The United States is late to the table, however, home to less than 0.5% of the world’s operational capacity and struggling to add more. 

More than half of the projects contracted off the Northeast coast have been canceled or have canceled their offtake contracts in the past year, victims of soaring costs and supply chain or infrastructure constraints that made it impractical to proceed to construction under the financial terms negotiated. 

The projects being contracted now are much more expensive. The levelized cost of electricity (LCOE) has risen from $85/MWh for fixed-bottom offshore wind projects that reached final investment decision (FID) in 2021 to a projected $140/MWh for projects reaching FID in 2023-2026.  

That is mainly due to the rising cost of capital, cost of construction and cost of operation. Offshore wind is highly sensitive to the cost of capital, said Anders, a member of the market analysis team at the DOE’s Office of Technology Transitions.

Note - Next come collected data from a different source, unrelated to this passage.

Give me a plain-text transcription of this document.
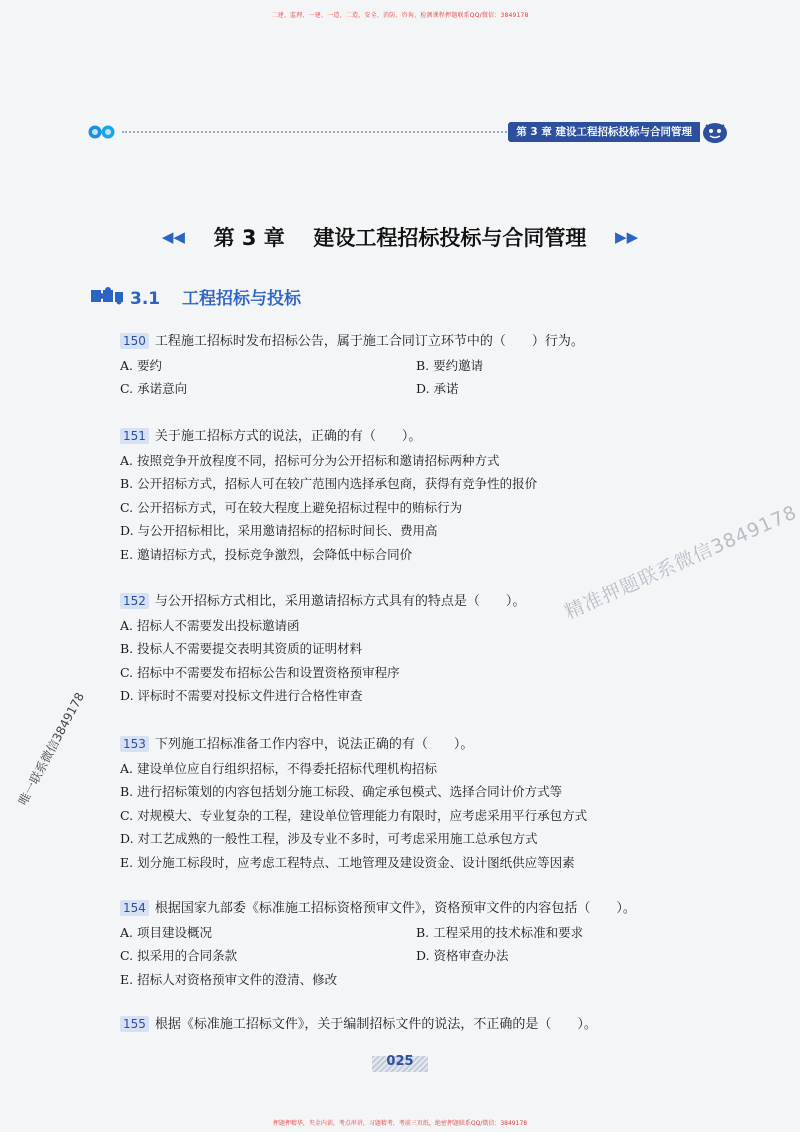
二建、监理、一建、一造、二造、安全、消防、咨询、检测课程押题联系QQ/微信：3849178
第 3 章 建设工程招标投标与合同管理
◀◀ 第 3 章 建设工程招标投标与合同管理 ▶▶
3.1 工程招标与投标
150 工程施工招标时发布招标公告，属于施工合同订立环节中的（　　）行为。
A. 要约	B. 要约邀请
C. 承诺意向	D. 承诺
151 关于施工招标方式的说法，正确的有（　　）。
A. 按照竞争开放程度不同，招标可分为公开招标和邀请招标两种方式
B. 公开招标方式，招标人可在较广范围内选择承包商，获得有竞争性的报价
C. 公开招标方式，可在较大程度上避免招标过程中的贿标行为
D. 与公开招标相比，采用邀请招标的招标时间长、费用高
E. 邀请招标方式，投标竞争激烈，会降低中标合同价
152 与公开招标方式相比，采用邀请招标方式具有的特点是（　　）。
A. 招标人不需要发出投标邀请函
B. 投标人不需要提交表明其资质的证明材料
C. 招标中不需要发布招标公告和设置资格预审程序
D. 评标时不需要对投标文件进行合格性审查
153 下列施工招标准备工作内容中，说法正确的有（　　）。
A. 建设单位应自行组织招标，不得委托招标代理机构招标
B. 进行招标策划的内容包括划分施工标段、确定承包模式、选择合同计价方式等
C. 对规模大、专业复杂的工程，建设单位管理能力有限时，应考虑采用平行承包方式
D. 对工艺成熟的一般性工程，涉及专业不多时，可考虑采用施工总承包方式
E. 划分施工标段时，应考虑工程特点、工地管理及建设资金、设计图纸供应等因素
154 根据国家九部委《标准施工招标资格预审文件》，资格预审文件的内容包括（　　）。
A. 项目建设概况	B. 工程采用的技术标准和要求
C. 拟采用的合同条款	D. 资格审查办法
E. 招标人对资格预审文件的澄清、修改
155 根据《标准施工招标文件》，关于编制招标文件的说法，不正确的是（　　）。
025
精准押题联系微信3849178
唯一联系微信3849178
押题押精华，夹金内训，考点串讲，习题精考，考前三页纸，绝密押题联系QQ/微信：3849178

A 2% increase in the cost of debt alone would lead to a roughly 20% increase in LCOE. 

The report estimates that FIDs reached in 2030 will be back down to $84/MWh through a combination of decreasing interest rates, commodity prices and inflation, and because of tax credits and policy support. 

“Given the inherent uncertainties in the market, particularly with respect to macroeconomic challenges, these estimates should not be interpreted as a cost forecast but rather a framework for understanding the cost of offshore wind today and into the future,” said Uri, a transaction specialist at the Loan Programs Office. 

The economics seen in the era after the Great Recession and before COVID or the war in Ukraine offer some basis for optimism, the report notes: As worldwide installed offshore wind capacity surged from 3 GW in 2011 to 33 GW in 2021, the LCOE of new wind farms gradually decreased 60% through factors including supply chain efficiencies, de-risked construction, technology innovations, institutional knowledge and turbine upsizing. 

Some of the complicating factors in the United States today, such as lack of domestic manufacturing capacity, ports and specialized installation vessels, are particularly sticky, Uri said: They must be put in place at a cost of hundreds of millions of dollars each before the projects that will pay for them can be built. 

“So, the early movers are a primary engine to fund the long-term ecosystem buildout for offshore wind here in the U.S., whether that’s ports, vessels, supply chain, etc.,” he said. “It’s a key area of risk that we focus on and part of the reason why building out the initial wave of projects and getting over this hump, of this chicken and egg, is a key force to help lock in the future of the industry.” 

The tone of the webinar and the report on which it is based is optimism in the face of setbacks. 

A central feature of the DOE “Liftoff” series of reports on new energy technologies is the projection of the liftoff — the point at which an industry sector begins actively contributing to decarbonization goals and has a sustained pipeline of projects regularly reaching completion.  

“We found that offshore wind liftoff can be achieved in less than 10 years driven by deployment of projects in the 2020s, several of which are under construction today,” Anders said. “Liftoff for offshore wind will require steady deployment enabled by continued refinements to project sequencing and funding.”